Вряд ли Нина и Павел могли это понять, родная кровь сама по себе имеет не такое уж большое значение. Но кровь — это не единственная связь, которая всегда была между ними.
— Знаешь, вот поэтому я и не остановилась, — прошептала Александра. — Я думала о том же, о чем и в первые дни там… Не важно, что со мной случится здесь и сейчас. Все равно ты сохранишь лучшую часть меня, к которой я смогу вернуться.
— Ты нашла птицу?
— Да… Когда я добралась до комнаты Джонни, там никого не было, никто не рисковал соваться во владения босса. Никто ведь не знал, что он мертв! Красный кардинал по-прежнему был в клетке. Он был жив, но слишком слаб, чтобы улететь. Я вытащила его из клетки, он попытался расправить крылышки, а потом затих. И снова он был похож на меня: выживший, но слишком слабый, чтобы справиться со всем самостоятельно. Я держала его в руках и ждала. Я решила, что нам лучше остаться там.
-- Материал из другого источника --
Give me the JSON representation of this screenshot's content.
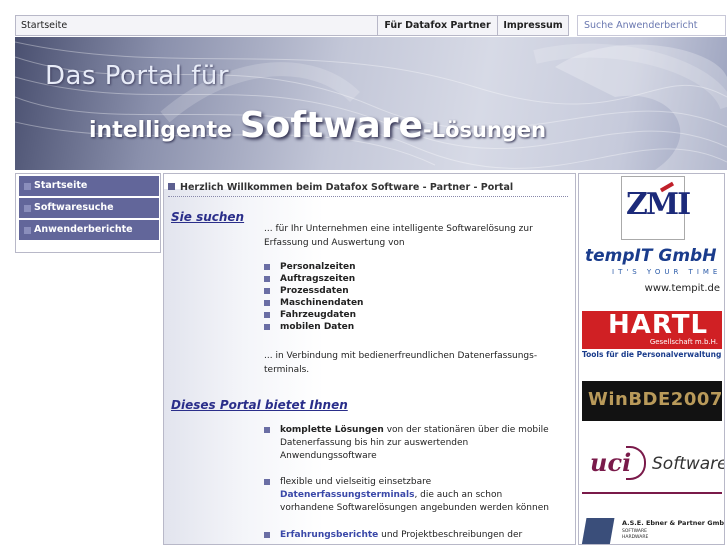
{
  "topbar": {
    "home": "Startseite",
    "partner": "Für Datafox Partner",
    "impressum": "Impressum",
    "search_label": "Suche Anwenderbericht"
  },
  "banner": {
    "line1": "Das Portal für",
    "line2_a": "intelligente ",
    "line2_b": "Software",
    "line2_c": "-Lösungen"
  },
  "nav": {
    "items": [
      {
        "label": "Startseite"
      },
      {
        "label": "Softwaresuche"
      },
      {
        "label": "Anwenderberichte"
      }
    ]
  },
  "main": {
    "welcome": "Herzlich Willkommen beim Datafox Software - Partner - Portal",
    "section1": {
      "heading": "Sie suchen",
      "intro": "... für Ihr Unternehmen eine intelligente Softwarelösung zur Erfassung und Auswertung von",
      "bullets": [
        "Personalzeiten",
        "Auftragszeiten",
        "Prozessdaten",
        "Maschinendaten",
        "Fahrzeugdaten",
        "mobilen Daten"
      ],
      "outro": "... in Verbindung mit bedienerfreundlichen Datenerfassungs-terminals."
    },
    "section2": {
      "heading": "Dieses Portal bietet Ihnen",
      "b1_bold": "komplette Lösungen",
      "b1_rest": " von der stationären über die mobile Datenerfassung bis hin zur auswertenden Anwendungssoftware",
      "b2_pre": "flexible und vielseitig einsetzbare ",
      "b2_link": "Datenerfassungsterminals",
      "b2_post": ", die auch an schon vorhandene Softwarelösungen angebunden werden können",
      "b3_link": "Erfahrungsberichte",
      "b3_post": " und Projektbeschreibungen der"
    }
  },
  "partners": {
    "zmi": "ZMI",
    "tempit_name": "tempIT GmbH",
    "tempit_slogan": "IT'S YOUR TIME",
    "tempit_url": "www.tempit.de",
    "hartl_name": "HARTL",
    "hartl_sub": "Gesellschaft m.b.H.",
    "hartl_tag": "Tools für die Personalverwaltung",
    "winbde": "WinBDE2007",
    "uci_a": "uci",
    "uci_b": "Software",
    "ase": "A.S.E. Ebner & Partner GmbH",
    "ase_sub1": "SOFTWARE",
    "ase_sub2": "HARDWARE"
  }
}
— Там — это в комнате Сарагосы?
— Да. Не лучшее место в доме, но лучших там тогда не было. Я достигла своей цели и не знала, куда еще двигаться. А потом в комнату ворвались федералы… Я чуть не умерла, знаешь. Они не сразу поняли, что я — пленница. Они тоже были не в лучшем состоянии: получившие решительный отпор, потерявшие товарищей, возбужденные от крови и выстрелов. И тут перед ними стояла я: не связанная, не в цепях, покрытая засохшей коркой крови, с окровавленным лицом. Не знаю, на кого я была больше похожа, на человека или на демона, но они не бросились помогать мне. Они направили на меня оружие и велели поднять руки, а я не послушалась.
— Почему?
— Ну а как же? — невесело рассмеялась Александра. — Я ведь держала в руках птицу! Не могла же я ее бросить на пол только для того, чтобы спасти свою жизнь! Но, если честно, дело было не в птице. Я просто была в каком-то ступоре. Я израсходовала все моральные силы и почти все физические. Я не понимала, что мне говорят: мой мозг был не в состоянии преобразить звуки, которые я слышала, в смысл. Я стояла перед ними, ожидая чего-то. Они были на взводе, думаю, они готовы были меня пристрелить.
— Но не пристрелили?
— Как видишь! Группой, которая брала апартаменты Джонни Сарагосы, руководил Эрик. Он был поспокойней, чем его подчиненные, первый сообразил, что к чему. Он и спас меня… Тогда — впервые.
Но она об этом еще не знала, как не знала и имени своего будущего мужа. Командир группы был в маске, как и все остальные, Александра не могла его толком разглядеть. Он подошел к ней, заговорил, закрыл собой ото всех, чтобы в нее не выпустили шальную пулю. Она не запомнила слов, зато запомнила мягкий, успокаивающий ее голос. Она ему поверила.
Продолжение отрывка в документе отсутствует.